Nicely thought out post. Thank you.

aBhantiarna Solas said...

P.S. I was using "your" in the general sense of anyone. Not in the specific sense of "you." I hope you understood that?

RarGonia said...

thanks so much for your comments...
perfectly understood the generic "you"

revabi said...

Rachel thanks for your posting what has been a very touching hard discussion for the listserve.

I know some of your struggle from your sharing it with me. I know mine also.

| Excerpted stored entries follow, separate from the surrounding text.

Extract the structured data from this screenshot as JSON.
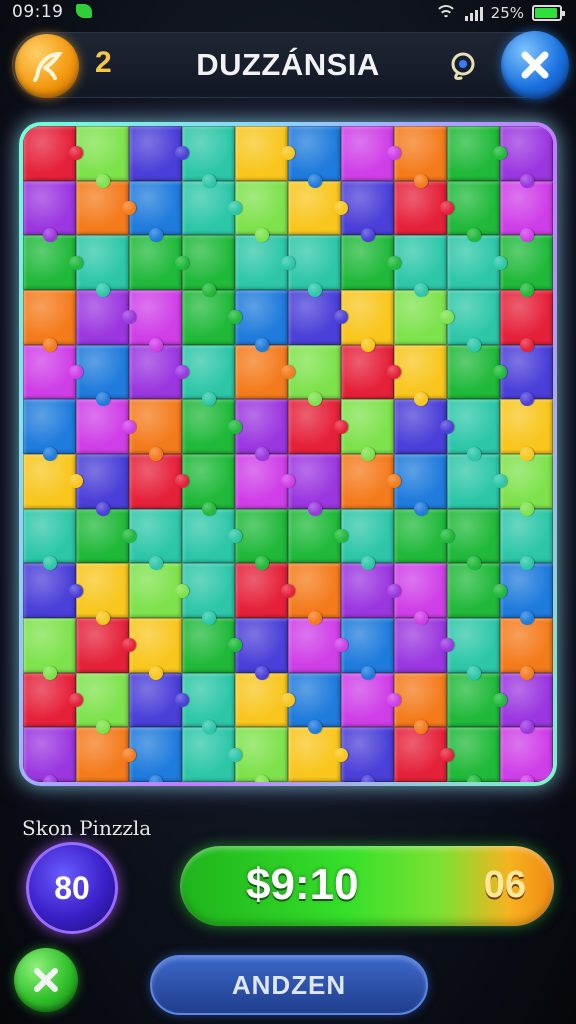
{
  "status_bar": {
    "time": "09:19",
    "battery_text": "25%",
    "battery_level": 0.9
  },
  "header": {
    "back_icon": "leaf-back-icon",
    "level": "2",
    "title": "DUZZÁNSIA",
    "hint_icon": "hint-icon",
    "close_icon": "close-x-icon"
  },
  "board": {
    "rows": 12,
    "columns": 10,
    "palette": [
      "#e5213a",
      "#f47b1c",
      "#f8c61d",
      "#7ee24c",
      "#20b93a",
      "#1f7bdc",
      "#4a3fd8",
      "#9b37e0",
      "#cf3fe8",
      "#2dc7a8"
    ]
  },
  "footer": {
    "game_name": "Skon Pinzzla",
    "score": "80",
    "timer": "$9:10",
    "timer_count": "06",
    "cancel_icon": "close-x-icon",
    "action_label": "ANDZEN"
  }
}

Here is my struggle; When I was single and almost 30, I realized I maybe was not going to have children, possibly not marry. I went through a lot of questioning, thinking, wondering what were my options. I started thinking of ways to have a child. Adoption? Artificial insemination? I really started leaning toward the idea of artificial insemination, I wanted to have my own child. I even began looking into it. Well, around Christmas or one of those holidays I was home with family. Some how somebody asked me about marriage possibilites. I was dating someone, but I don't think marriage was in the future for us, and I told them so. Then without thinking I blurted out about wanting a child. And of course the typical questioning and responding took place. When I brought up the idea of artificial insemination, my parents went bullestic. Needless to say, that put a damper on that idea. In fact they put a damper on the whole idea of my raising a child on my own. I knew I would not have their support. Also, I will confess it was in my unhealthy days of still being in a enmeshed relationship with them.

I think if I were healthier, I would have responded differently. I may have chosen not to do it or to do it, but I would not have been so dependent on their approval.

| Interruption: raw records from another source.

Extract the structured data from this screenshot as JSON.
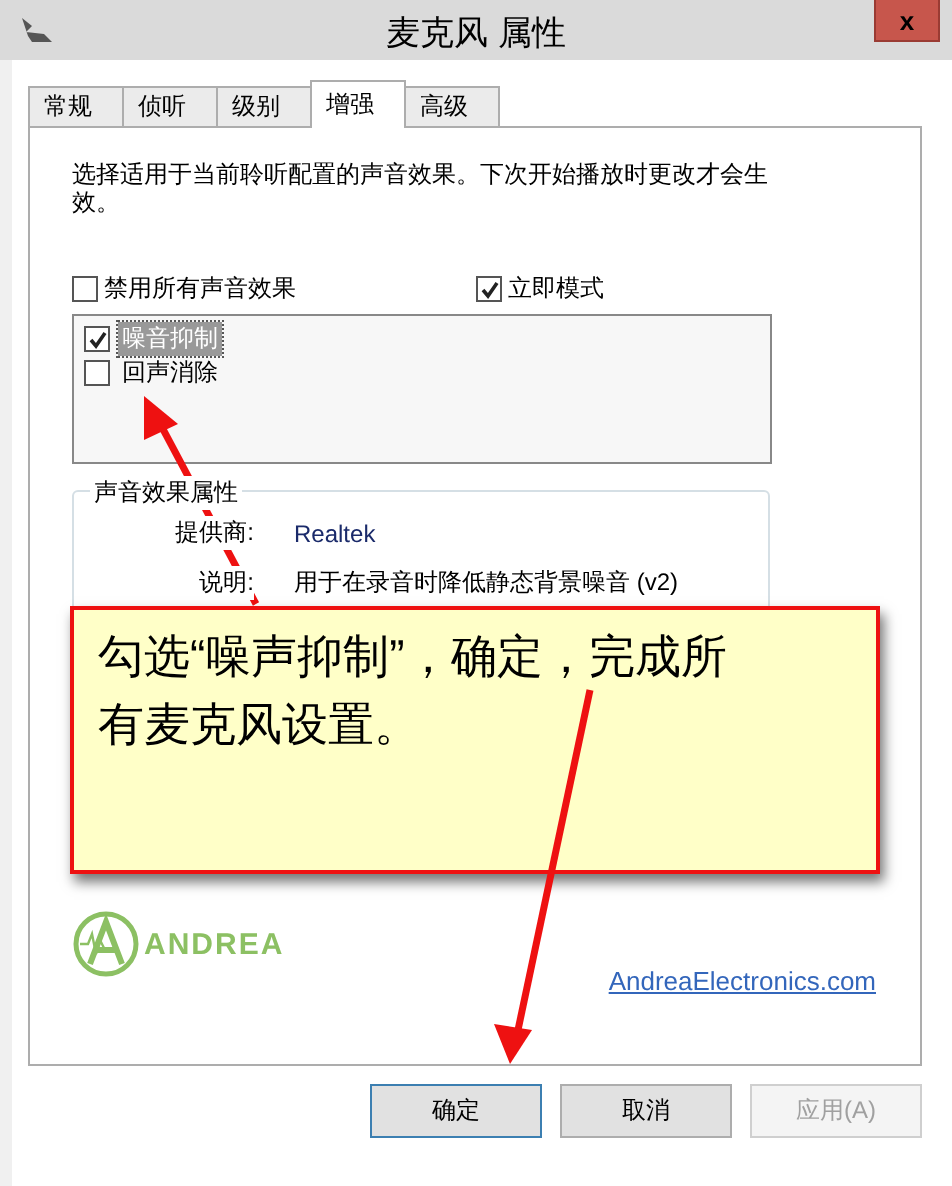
{
  "window": {
    "title": "麦克风 属性",
    "close": "x"
  },
  "tabs": [
    {
      "label": "常规",
      "selected": false
    },
    {
      "label": "侦听",
      "selected": false
    },
    {
      "label": "级别",
      "selected": false
    },
    {
      "label": "增强",
      "selected": true
    },
    {
      "label": "高级",
      "selected": false
    }
  ],
  "description": "选择适用于当前聆听配置的声音效果。下次开始播放时更改才会生效。",
  "options": [
    {
      "label": "禁用所有声音效果",
      "checked": false
    },
    {
      "label": "立即模式",
      "checked": true
    }
  ],
  "effects": [
    {
      "label": "噪音抑制",
      "checked": true,
      "selected": true
    },
    {
      "label": "回声消除",
      "checked": false,
      "selected": false
    }
  ],
  "properties": {
    "title": "声音效果属性",
    "rows": [
      {
        "label": "提供商:",
        "value": "Realtek"
      },
      {
        "label": "说明:",
        "value": "用于在录音时降低静态背景噪音 (v2)"
      }
    ]
  },
  "logo": {
    "text": "ANDREA"
  },
  "link": "AndreaElectronics.com",
  "buttons": [
    {
      "label": "确定",
      "default": true,
      "disabled": false
    },
    {
      "label": "取消",
      "default": false,
      "disabled": false
    },
    {
      "label": "应用(A)",
      "default": false,
      "disabled": true
    }
  ],
  "annotation": {
    "text": "勾选“噪声抑制”，确定，完成所有麦克风设置。"
  }
}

Also, when the invitro treatments failed, Bob and I talked about adoption and artificial insemination. He was so adament against both, that I just backed off. I think that having met the family we know that has a child throught that process, Bob would probably respond differently now. But alas, I do not have the body parts to have a child on my own. I am however, he finally became open to adoption. I am so happy with the three children we have now.

RarGonia said...

Abi,

Thanks for sharing your journey. I have definitely decided that this process of deciding about children is very personal and individual in many ways, but I think that it does need to be made in community.

The one thing that I have learned is that we really can never truly know what it is to walk in someone else's shoes, and the older I get the more gracious I am trying to learn to be in knowing that God speaks to each of us in different ways and with different answers.

I am happy that you are blessed with those three beautiful children of yours!!